Our study has several important limitations. First, we could only include a small subgroup of BASE-II study participants based on the availability of flow cytometric data and cytokine level measurements of blood samples. Although the distribution of the analyzed subgroup is similar to the whole cohort (e.g. equal gender distribution), the sample size is rather small after further subdivision into obese and non-obese, IS and IR groups, and the different numbers of IS (n = 243) versus IR (n = 84) non-obese participants could limit the power to detect significant associations.

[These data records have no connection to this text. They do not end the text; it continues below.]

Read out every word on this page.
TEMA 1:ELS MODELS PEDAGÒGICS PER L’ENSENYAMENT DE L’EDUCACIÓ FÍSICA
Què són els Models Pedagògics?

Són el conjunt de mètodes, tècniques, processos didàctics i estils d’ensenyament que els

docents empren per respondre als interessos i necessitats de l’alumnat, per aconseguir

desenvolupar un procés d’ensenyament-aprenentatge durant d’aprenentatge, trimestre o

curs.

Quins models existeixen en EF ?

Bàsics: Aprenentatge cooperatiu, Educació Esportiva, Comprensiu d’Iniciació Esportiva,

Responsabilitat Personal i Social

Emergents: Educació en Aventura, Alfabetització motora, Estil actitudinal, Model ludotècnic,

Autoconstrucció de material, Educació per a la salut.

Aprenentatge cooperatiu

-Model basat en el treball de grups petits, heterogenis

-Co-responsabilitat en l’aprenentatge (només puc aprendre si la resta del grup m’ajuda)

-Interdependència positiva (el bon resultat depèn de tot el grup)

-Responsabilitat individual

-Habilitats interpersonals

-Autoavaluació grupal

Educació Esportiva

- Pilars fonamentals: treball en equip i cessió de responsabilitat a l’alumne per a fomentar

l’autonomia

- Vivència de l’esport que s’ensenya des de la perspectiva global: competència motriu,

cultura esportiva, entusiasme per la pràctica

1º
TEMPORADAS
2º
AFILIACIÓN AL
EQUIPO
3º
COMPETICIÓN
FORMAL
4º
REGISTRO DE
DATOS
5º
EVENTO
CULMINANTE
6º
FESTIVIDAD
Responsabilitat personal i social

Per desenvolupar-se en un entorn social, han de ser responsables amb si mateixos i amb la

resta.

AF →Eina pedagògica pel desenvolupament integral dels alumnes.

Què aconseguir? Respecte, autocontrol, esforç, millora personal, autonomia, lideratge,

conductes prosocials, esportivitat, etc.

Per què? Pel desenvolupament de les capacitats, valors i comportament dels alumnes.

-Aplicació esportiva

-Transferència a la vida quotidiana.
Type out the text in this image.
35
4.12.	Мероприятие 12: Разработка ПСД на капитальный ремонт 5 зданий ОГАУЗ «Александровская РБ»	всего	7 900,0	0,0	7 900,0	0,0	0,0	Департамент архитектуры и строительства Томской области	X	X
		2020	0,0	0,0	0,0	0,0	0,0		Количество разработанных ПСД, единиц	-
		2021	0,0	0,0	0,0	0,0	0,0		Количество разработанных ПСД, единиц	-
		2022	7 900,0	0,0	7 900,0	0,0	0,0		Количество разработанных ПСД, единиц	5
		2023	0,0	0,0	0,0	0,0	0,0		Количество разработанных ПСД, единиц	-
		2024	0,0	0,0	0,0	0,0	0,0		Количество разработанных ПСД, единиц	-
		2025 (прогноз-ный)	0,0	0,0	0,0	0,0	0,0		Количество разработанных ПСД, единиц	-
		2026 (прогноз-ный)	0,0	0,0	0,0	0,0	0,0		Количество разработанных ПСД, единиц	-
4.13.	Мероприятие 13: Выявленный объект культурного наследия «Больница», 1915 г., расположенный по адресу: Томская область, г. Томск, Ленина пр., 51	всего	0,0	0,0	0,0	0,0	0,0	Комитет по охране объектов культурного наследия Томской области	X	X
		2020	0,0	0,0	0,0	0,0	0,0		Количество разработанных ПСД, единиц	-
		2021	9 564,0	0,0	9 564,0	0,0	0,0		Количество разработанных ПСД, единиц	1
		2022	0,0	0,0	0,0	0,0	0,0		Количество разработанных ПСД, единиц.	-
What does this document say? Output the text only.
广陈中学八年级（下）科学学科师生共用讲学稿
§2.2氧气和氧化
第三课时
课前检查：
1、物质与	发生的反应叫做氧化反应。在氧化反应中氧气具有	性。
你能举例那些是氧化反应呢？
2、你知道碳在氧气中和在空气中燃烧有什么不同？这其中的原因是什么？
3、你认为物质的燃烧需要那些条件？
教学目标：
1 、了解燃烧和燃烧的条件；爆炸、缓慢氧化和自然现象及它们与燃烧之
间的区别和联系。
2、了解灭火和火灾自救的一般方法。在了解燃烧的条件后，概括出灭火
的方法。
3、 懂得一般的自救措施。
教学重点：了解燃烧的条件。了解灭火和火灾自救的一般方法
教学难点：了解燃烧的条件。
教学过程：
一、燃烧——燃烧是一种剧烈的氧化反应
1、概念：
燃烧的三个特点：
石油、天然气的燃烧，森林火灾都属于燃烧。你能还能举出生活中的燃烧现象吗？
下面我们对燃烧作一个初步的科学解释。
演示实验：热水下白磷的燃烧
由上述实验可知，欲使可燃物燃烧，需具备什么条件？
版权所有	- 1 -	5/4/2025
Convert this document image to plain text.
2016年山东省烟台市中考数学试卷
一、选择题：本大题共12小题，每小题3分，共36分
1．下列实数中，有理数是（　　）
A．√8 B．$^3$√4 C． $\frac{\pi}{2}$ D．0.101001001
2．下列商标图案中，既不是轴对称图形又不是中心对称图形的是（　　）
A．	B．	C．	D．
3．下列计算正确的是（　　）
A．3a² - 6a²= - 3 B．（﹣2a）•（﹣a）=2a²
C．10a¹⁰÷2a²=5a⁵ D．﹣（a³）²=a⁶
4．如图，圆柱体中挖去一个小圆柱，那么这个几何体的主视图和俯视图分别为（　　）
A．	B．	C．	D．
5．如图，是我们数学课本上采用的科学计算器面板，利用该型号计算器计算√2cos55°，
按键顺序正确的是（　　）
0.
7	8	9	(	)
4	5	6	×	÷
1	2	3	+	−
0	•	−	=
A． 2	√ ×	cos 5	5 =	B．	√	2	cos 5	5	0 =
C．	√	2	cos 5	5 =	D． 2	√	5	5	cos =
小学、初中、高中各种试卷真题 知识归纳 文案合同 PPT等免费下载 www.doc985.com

However, the sample size of obese IS (n = 28) and IR (n = 32) participants is very similar, and with regard to the multiparameter flow cytometry analysis we conducted, the sample size is still reasonable. Moreover, the relative homogeneity of the participants with regard to age (65–80 years) could strengthen our study; age-related changes in immune function and T cell alterations have been described previously (23, 26).
Second, we measured insulin sensitivity using HOMA-IR and ISIOGTT obtained from OGTT, whereas the hyperinsulinemic-euglycemic clamp technique is considered the most reliable method available for estimating insulin resistance and is used as reference standard. In the present study, only half of the obese subgroup was considered IR with ISIOGTT < 4 and 32% of the obese subgroup was considered IR with HOMA-IR < 2.9. On the other hand, 19% of the non-obese subgroup was considered IR with ISIOGTT < 4, and 4.6% with HOMA-IR > 2.9. Due to significant inter laboratory variations in insulin assays, the normal range of these parameters needs to be established for each laboratory, and could also explain differences in the percentages of participants considered IR, here. However, the measurements of HOMA-IR and ISIOGTT are minimally invasive, and, thus, still suitable for clinical uses. Moreover, these surrogate parameters of insulin resistance are widely used in observational studies which allows for comparison between different studies.
Third, we assessed peripheral blood immune cell frequencies in this study, which often correlate with immune cell profiles in adipose tissues (12), but further investigation on immune cell parameters in abdominal subcutaneous and visceral adipose tissue and adipose tissue dysfunction (45) is needed to elucidate biological mechanisms linking obesity to insulin resistance.